Thursday, July 12, 2012

Time to Buy Australian Dollar?

It may be a very good time to invest in the Australian dollar, as it's coming off a recent low and has rebounded in a way that looks very sustainable.

The last time the Aussie dollar came off a low in the latter part of 2008, it almost doubled in value.

Another reason to invest in the Australian dollar at this time is it's out of favor at this time, which means it hasn't participated in a huge run up as happens once traders take notice of a currency moving up in value. At that time all you're doing is chasing the price. Better to get in before the crowd discovers it.

Added together, the price of the Aussie dollar is inexpensive, starting to sustainably trend upwards, and is still out of favor with traders and investors.

Since the currency is still hated, and the upwards trend solidly in place, it's the perfect time to get into the currency.

As for the Aussie dollar itself, it pays out 3.7 percent interest at this time, the leader among of all the major currencies.

One of the best ways to play the Australian dollar is via the CurrencyShares Australia Dollar Trust (FXA).
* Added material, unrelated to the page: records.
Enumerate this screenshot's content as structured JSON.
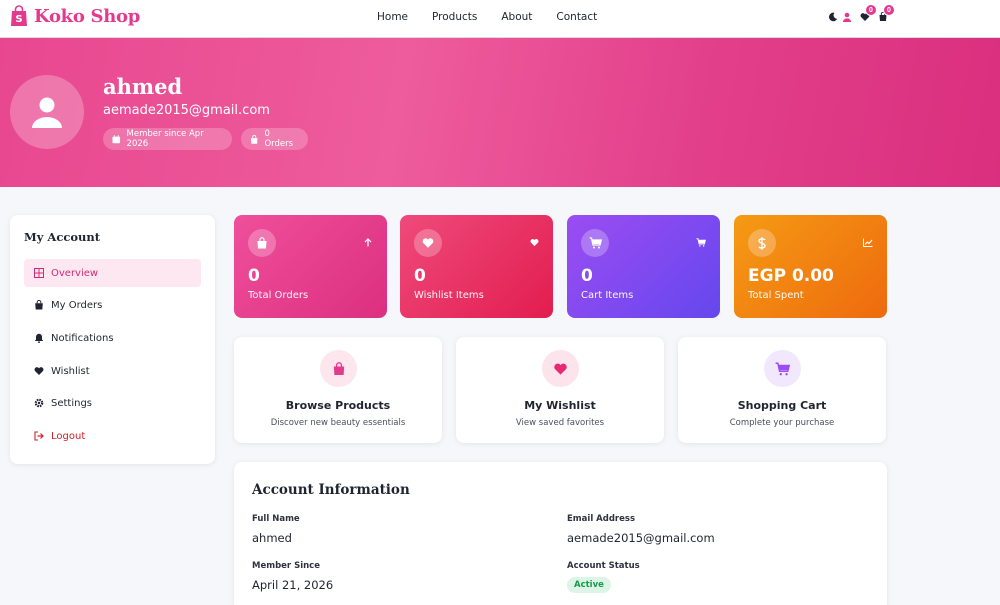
{
  "brand": {
    "name": "Koko Shop",
    "icon": "shopping-bag-icon",
    "color": "#e43a8e"
  },
  "nav": {
    "links": [
      "Home",
      "Products",
      "About",
      "Contact"
    ]
  },
  "nav_icons": {
    "theme": "moon-icon",
    "user": "user-icon",
    "wishlist_count": "0",
    "cart_count": "0"
  },
  "hero": {
    "name": "ahmed",
    "email": "aemade2015@gmail.com",
    "member_since": "Member since Apr 2026",
    "orders": "0 Orders"
  },
  "sidebar": {
    "title": "My Account",
    "items": [
      {
        "label": "Overview",
        "icon": "grid-icon",
        "active": true
      },
      {
        "label": "My Orders",
        "icon": "bag-icon"
      },
      {
        "label": "Notifications",
        "icon": "bell-icon"
      },
      {
        "label": "Wishlist",
        "icon": "heart-icon"
      },
      {
        "label": "Settings",
        "icon": "gear-icon"
      },
      {
        "label": "Logout",
        "icon": "logout-icon",
        "color": "#d31f2d"
      }
    ]
  },
  "stats": [
    {
      "value": "0",
      "label": "Total Orders",
      "icon": "bag-icon",
      "corner": "arrow-up-icon",
      "color": "#e43a8e"
    },
    {
      "value": "0",
      "label": "Wishlist Items",
      "icon": "heart-icon",
      "corner": "heart-icon",
      "color": "#e8285f"
    },
    {
      "value": "0",
      "label": "Cart Items",
      "icon": "cart-icon",
      "corner": "cart-icon",
      "color": "#7c4bf0"
    },
    {
      "value": "EGP 0.00",
      "label": "Total Spent",
      "icon": "dollar-icon",
      "corner": "chart-icon",
      "color": "#f28412"
    }
  ],
  "actions": [
    {
      "title": "Browse Products",
      "desc": "Discover new beauty essentials",
      "icon": "bag-icon"
    },
    {
      "title": "My Wishlist",
      "desc": "View saved favorites",
      "icon": "heart-icon"
    },
    {
      "title": "Shopping Cart",
      "desc": "Complete your purchase",
      "icon": "cart-icon"
    }
  ],
  "account_info": {
    "title": "Account Information",
    "full_name_label": "Full Name",
    "full_name": "ahmed",
    "email_label": "Email Address",
    "email": "aemade2015@gmail.com",
    "member_since_label": "Member Since",
    "member_since": "April 21, 2026",
    "status_label": "Account Status",
    "status": "Active"
  }
}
It pays out a monthly dividend valued at 3.7 percent.

Wednesday, July 11, 2012

U.S. Dollar Rallies on Nothing

The US Dollar Index jumped 30 points right after the release of the minutes of the last FOMC meeting, based upon nothing but the confirmation of what had already been communicated by the FOMC after its latest meeting.

Apparently the market was looking for something that was said in the meeting regarding the implementing of more stimulus measures, even though it has already been stated that in the near term it's not likely to happen, although the Federal Reserve stands ready if the economy continues to weaken.

That also suggests investors believe the economy is approaching that point, and are looking for some clue as to when quantitative easing will resume.

There is no doubt there will be a QE3, it's just a matter of when, not if. But leery investors are wanting a more definitive statement and time frame than is currently being offered by the FOMC.

At the meeting the Federal Reserve announced interesting rates would remain at 0.25 percent into 2014, and that Operation Twist would be extended. Investors were hoping for more, but didn't get it, and apparently were hoping to find clues in the minutes that would suggest more is in the wings.

But I'm not sure what more can be said than it stands ready to do what it needs if the economy doesn't recover.

It appears investors and the Fed have two different views as to the health of the economy, with some investors thinking it's past time for more intervention, even though it has done nothing to help in the past.

More than likely the consequence of all of this will be for investors to remain skittish and on the sidelines until hints toward further stimulus are offered, or until true economic growth returns.

That's good news - at least temporarily - for the strength of the U.S. dollar.